Breathing in space is something astronauts working on the
International Space Station
can’t take for granted. So the door seals that close air chambers and keep fresh air intact are taken very seriously.
But the testing for these docking seal materials is an expensive process, involving thousands of hours of time and costly facilities.
Thanks to University of Akron
mechanical engineer and researcher, Nicholas Garafolo Ph.D.
, some of the time and expense may be shaved off this process due to computer prediction models he has designed.
Garafolo is part of a research team testing polymer/metal seals being considered for future advanced docking and berthing systems. The university researchers work with partners in Cleveland at NASA’s Glenn Research Center
, which is responsible for developing the main interface seals for the new International Low Impact Docking Systems (iLIDS). Their work is being supported by a multi-million dollar grant from NASA.
NASA has been developing low-impact docking seals for manned missions to the International Space Station, as well as for future exploratory missions. Common to all docking systems, a main interface seal is mated to a metallic flange to provide the gas pressure seal.

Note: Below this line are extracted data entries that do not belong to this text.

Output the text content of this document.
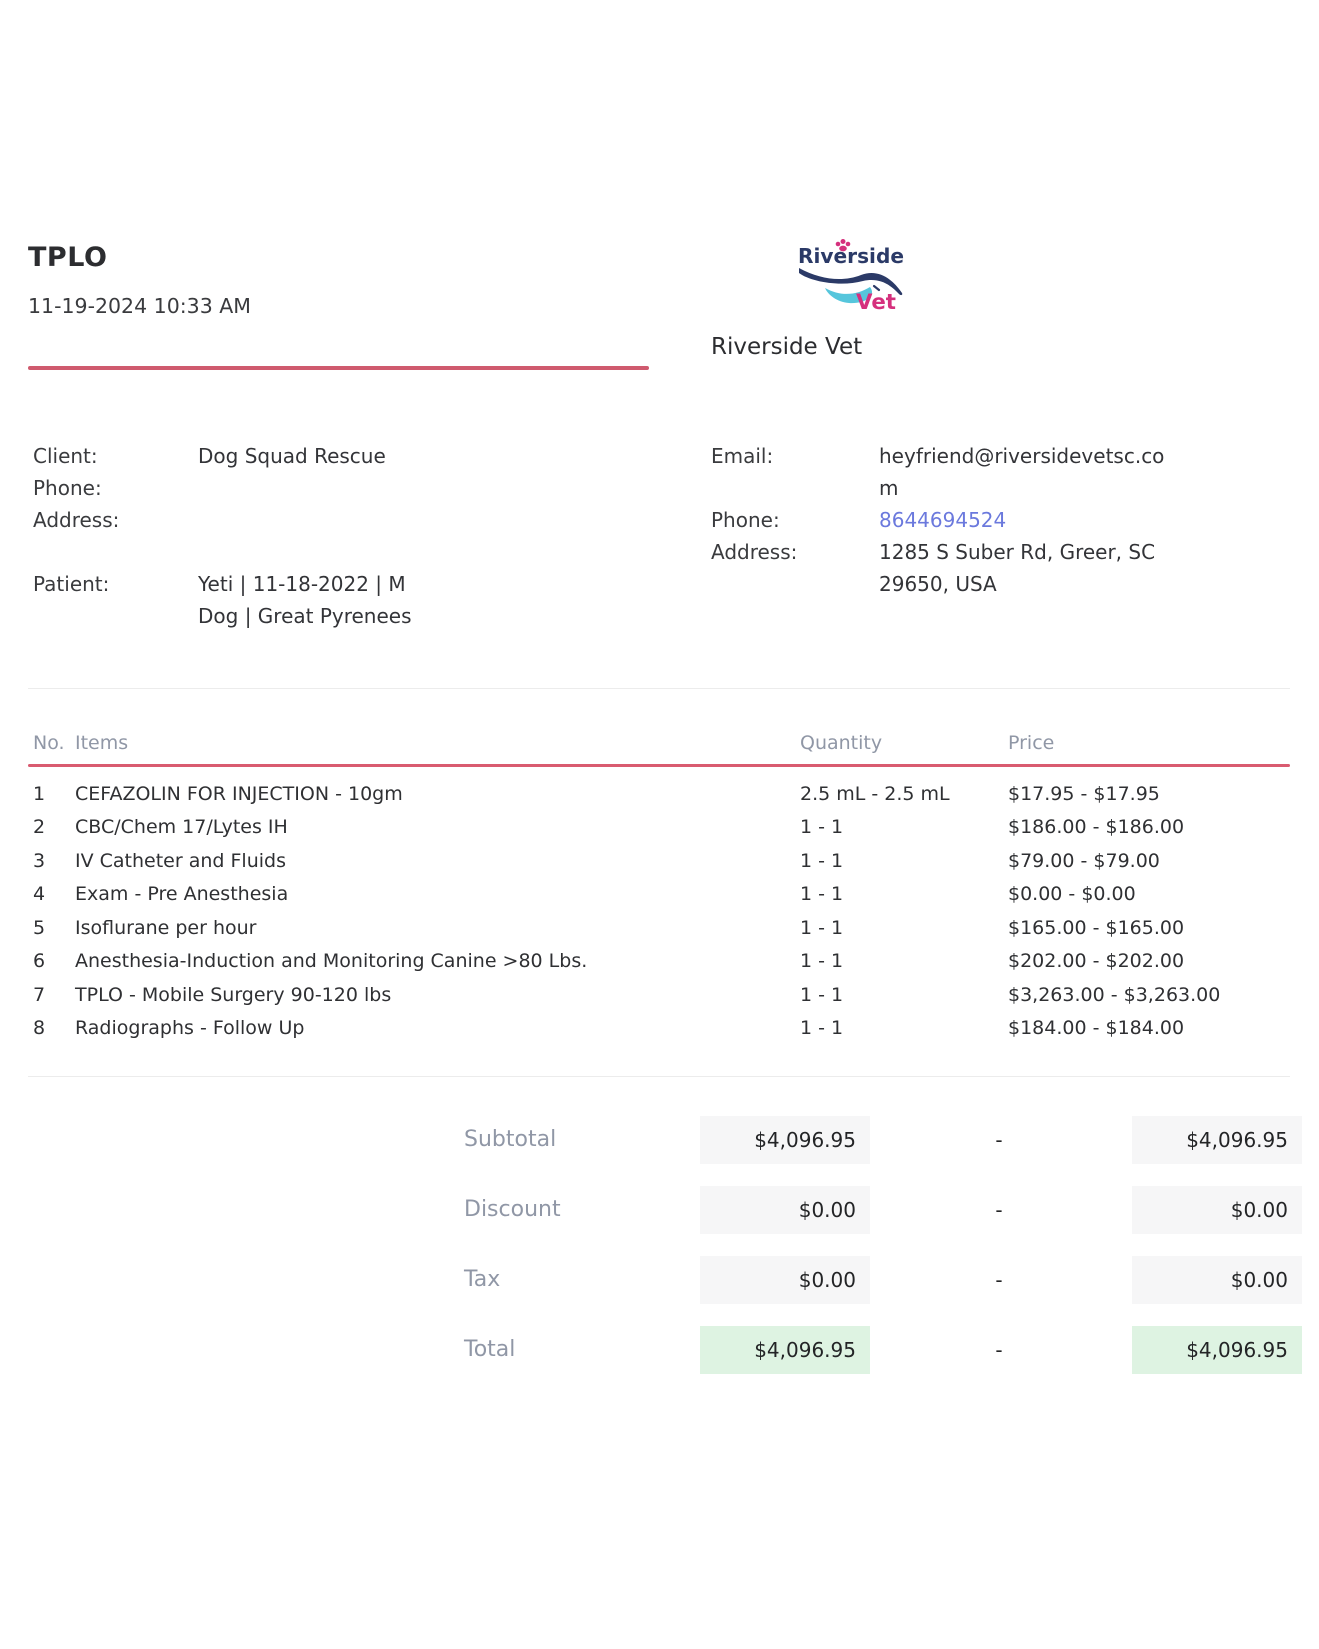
TPLO
11-19-2024 10:33 AM
Riverside
Vet
Riverside Vet
Client:	Dog Squad Rescue
Phone:
Address:
Patient:	Yeti | 11-18-2022 | M
Dog | Great Pyrenees
Email:	heyfriend@riversidevetsc.co
m
Phone:	8644694524
Address:	1285 S Suber Rd, Greer, SC
29650, USA
No. Items	Quantity	Price
1 CEFAZOLIN FOR INJECTION - 10gm	2.5 mL - 2.5 mL	$17.95 - $17.95
2 CBC/Chem 17/Lytes IH	1 - 1	$186.00 - $186.00
3 IV Catheter and Fluids	1 - 1	$79.00 - $79.00
4 Exam - Pre Anesthesia	1 - 1	$0.00 - $0.00
5 Isoflurane per hour	1 - 1	$165.00 - $165.00
6 Anesthesia-Induction and Monitoring Canine >80 Lbs.	1 - 1	$202.00 - $202.00
7 TPLO - Mobile Surgery 90-120 lbs	1 - 1	$3,263.00 - $3,263.00
8 Radiographs - Follow Up	1 - 1	$184.00 - $184.00
Subtotal	$4,096.95	-	$4,096.95
Discount	$0.00	-	$0.00
Tax	$0.00	-	$0.00
Total	$4,096.95	-	$4,096.95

“These seals must not allow any more leakage of air per day than that you would find in the top of a filled water bottle,” says Garafolo. “There are very tight requirements. This computer modeling enables us to find baseline measurements before any fabrication of the seals so it saves time and money.”
Garafolo says that the design and testing phase of the seal development can take years and testing can cost hundreds of thousands of dollars. “This could potentially cut back on numerous tests, so by doing so it could save tens of thousands of dollars.”